It's always interesting when you see someone who is all big and famous now after you saw them do their act when they weren't. You could pretty much foretell what would happen to them by the way they acted then, however. The number of stripes on a zebra doesn't change when it gains 100 lbs.
I saw Short Pants do his act just after his first album had come out. I was fairly intrigued with his music; intrigued enough to pay to go see him in this small auditorium where I lived. The only song I absolutely could not stand was Piano Man. I mean, give me a break. "He's talking with Davy / Who's still in the navy." And, "They're sharing a drink they call loneliness." You've just got to want to puke, eh?
So, the midget played five or six songs and then said, "Well, I guess I'll play this one, since everyone seems to want to hear it. But I'm really sick of it." I knew he was speaking of this evil keyboard tune, so I yelled out, "Why not just skip it?"
I guess the sound in the room was not good for where he was sitting, because he got this look on his face that would have scared small children, turned on his bench to face me, legs dangling, and said, "There's always some asshole yelling Rock and Roll at me. Well, buddy, you've got it in your pants just like I do. Knock yourself out."
Needless to say, I was chagrined. Here I was trying to offer helpful criticism and this vertically challenged ass-wipe was taking it totally the wrong way. But, he had the mic. And now Ms. Brinkley is getting a real tall glass of dick. Serves him right.
I wrote a short piece about this under that link. But the interesting thing here is that you could have foreseen that Stevie Nicks would turn into a moaning gypsy-assed cow without a thought in her oft-cocked head even then. The brains in the outfit were definitely in Lindsey Buckingham's head and you could see him sweat over every lick he played. I must admit, Ms. Nicks looked pretty damn good back then, but she and I were both quite high. And quite thin.
This was one of the most painful things I've ever seen. Tom Waits was no one when I saw him open up for Frank Zappa and the Mothers of Invention in the same small auditorium where I'd seen Bill Joel not that long before. Come to think of it, Zappa's band was pretty much of an unknown to most of the world at the time, but I just want to tell you what happened with Waits.
I don't think anyone I was with had ever heard of Tom Waits at the time. And these were some fairly sophisticated folks, as I'm sure you already guessed, since they were hanging out with yours truly. So Waits came out and sat behind this piano over in the corner.
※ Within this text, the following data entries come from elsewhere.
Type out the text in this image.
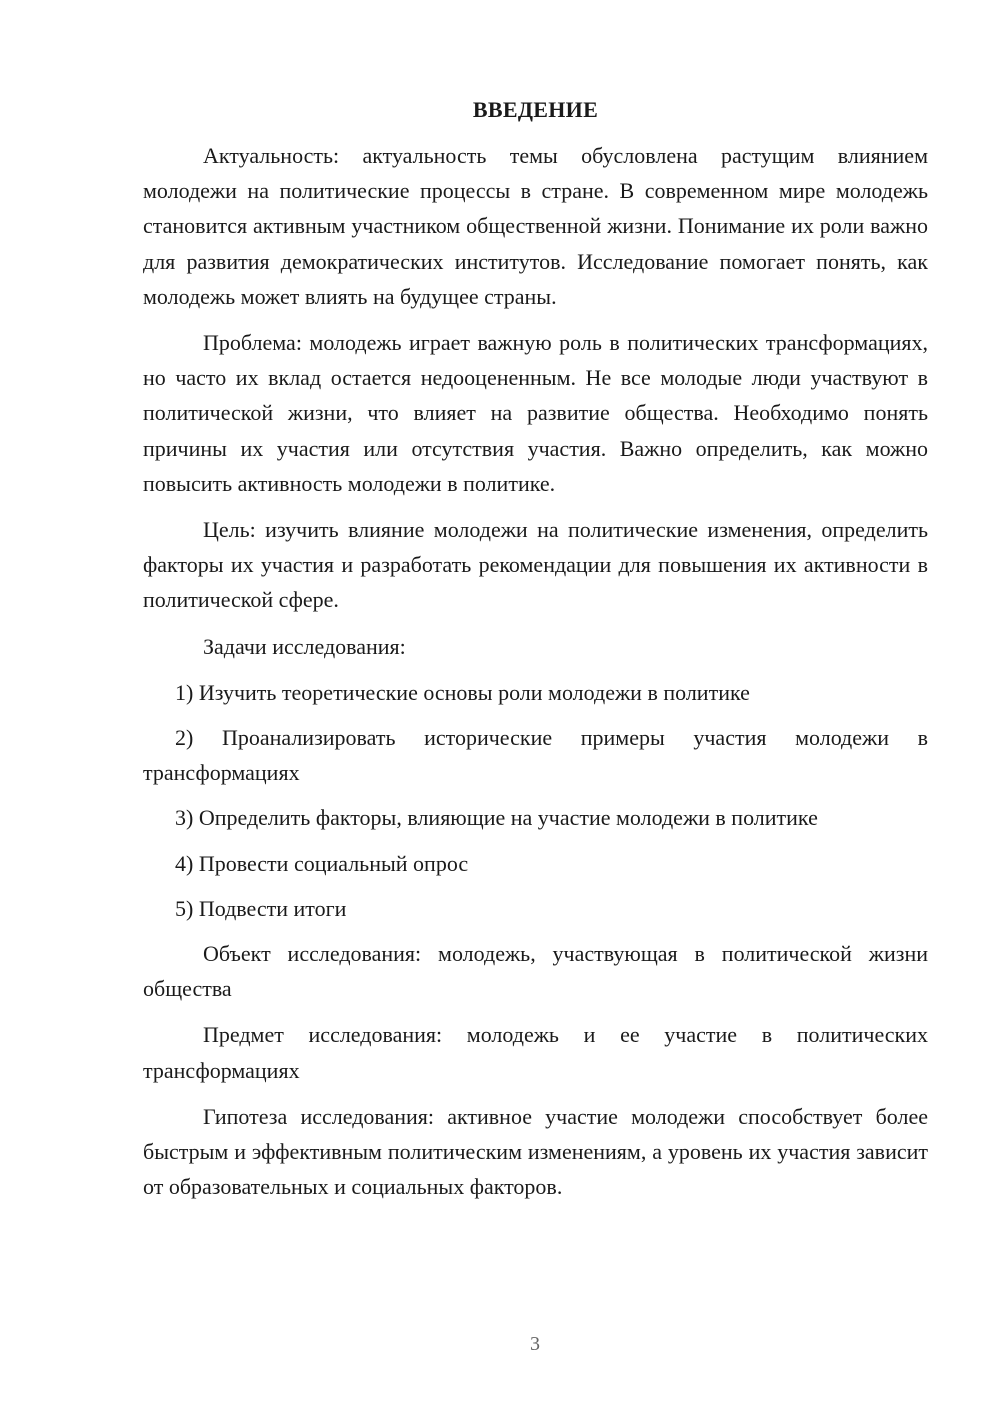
ВВЕДЕНИЕ

Актуальность: актуальность темы обусловлена растущим влиянием молодежи на политические процессы в стране. В современном мире молодежь становится активным участником общественной жизни. Понимание их роли важно для развития демократических институтов. Исследование помогает понять, как молодежь может влиять на будущее страны.

Проблема: молодежь играет важную роль в политических трансформациях, но часто их вклад остается недооцененным. Не все молодые люди участвуют в политической жизни, что влияет на развитие общества. Необходимо понять причины их участия или отсутствия участия. Важно определить, как можно повысить активность молодежи в политике.

Цель: изучить влияние молодежи на политические изменения, определить факторы их участия и разработать рекомендации для повышения их активности в политической сфере.

Задачи исследования:

1) Изучить теоретические основы роли молодежи в политике

2) Проанализировать исторические примеры участия молодежи в трансформациях

3) Определить факторы, влияющие на участие молодежи в политике

4) Провести социальный опрос

5) Подвести итоги

Объект исследования: молодежь, участвующая в политической жизни общества

Предмет исследования: молодежь и ее участие в политических трансформациях

Гипотеза исследования: активное участие молодежи способствует более быстрым и эффективным политическим изменениям, а уровень их участия зависит от образовательных и социальных факторов.

3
He started singing Diamonds on My Windshield and one of my best friends got up and left. By the time Waits had done 3 or 4 piano songs and switched to the guitar, over half the crowd had left. The ones who were left were not pleased. There were some boos.
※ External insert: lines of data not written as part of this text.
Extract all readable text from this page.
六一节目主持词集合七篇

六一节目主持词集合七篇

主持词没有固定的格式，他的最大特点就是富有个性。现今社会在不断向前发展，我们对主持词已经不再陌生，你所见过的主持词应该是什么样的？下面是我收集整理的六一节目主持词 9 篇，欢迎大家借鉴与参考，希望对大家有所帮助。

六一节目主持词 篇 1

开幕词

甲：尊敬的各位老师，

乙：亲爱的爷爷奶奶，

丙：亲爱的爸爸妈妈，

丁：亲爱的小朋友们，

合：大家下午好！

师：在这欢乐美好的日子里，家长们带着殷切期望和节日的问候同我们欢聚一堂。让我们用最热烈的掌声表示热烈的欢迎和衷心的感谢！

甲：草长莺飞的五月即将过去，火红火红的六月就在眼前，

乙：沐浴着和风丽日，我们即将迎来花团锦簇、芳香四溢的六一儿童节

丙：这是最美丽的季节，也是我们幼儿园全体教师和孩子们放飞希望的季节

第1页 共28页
I didn't understand this reaction, myself. I was enchanted with this scruffy bastard. I'm just glad he didn't let these sorts of things bother him too much. But you could pretty much tell he wasn't a guy who gave a shit about that sort of stuff. You could tell this wasn't his first time to get dissed by a crowd.
I could tell you other stories about the Chicago Transit Authority, Blood, Sweat, and Tears, etc. And I could say, "I'll update this as I think of more." But that's always a damn lie on this site, isn't it?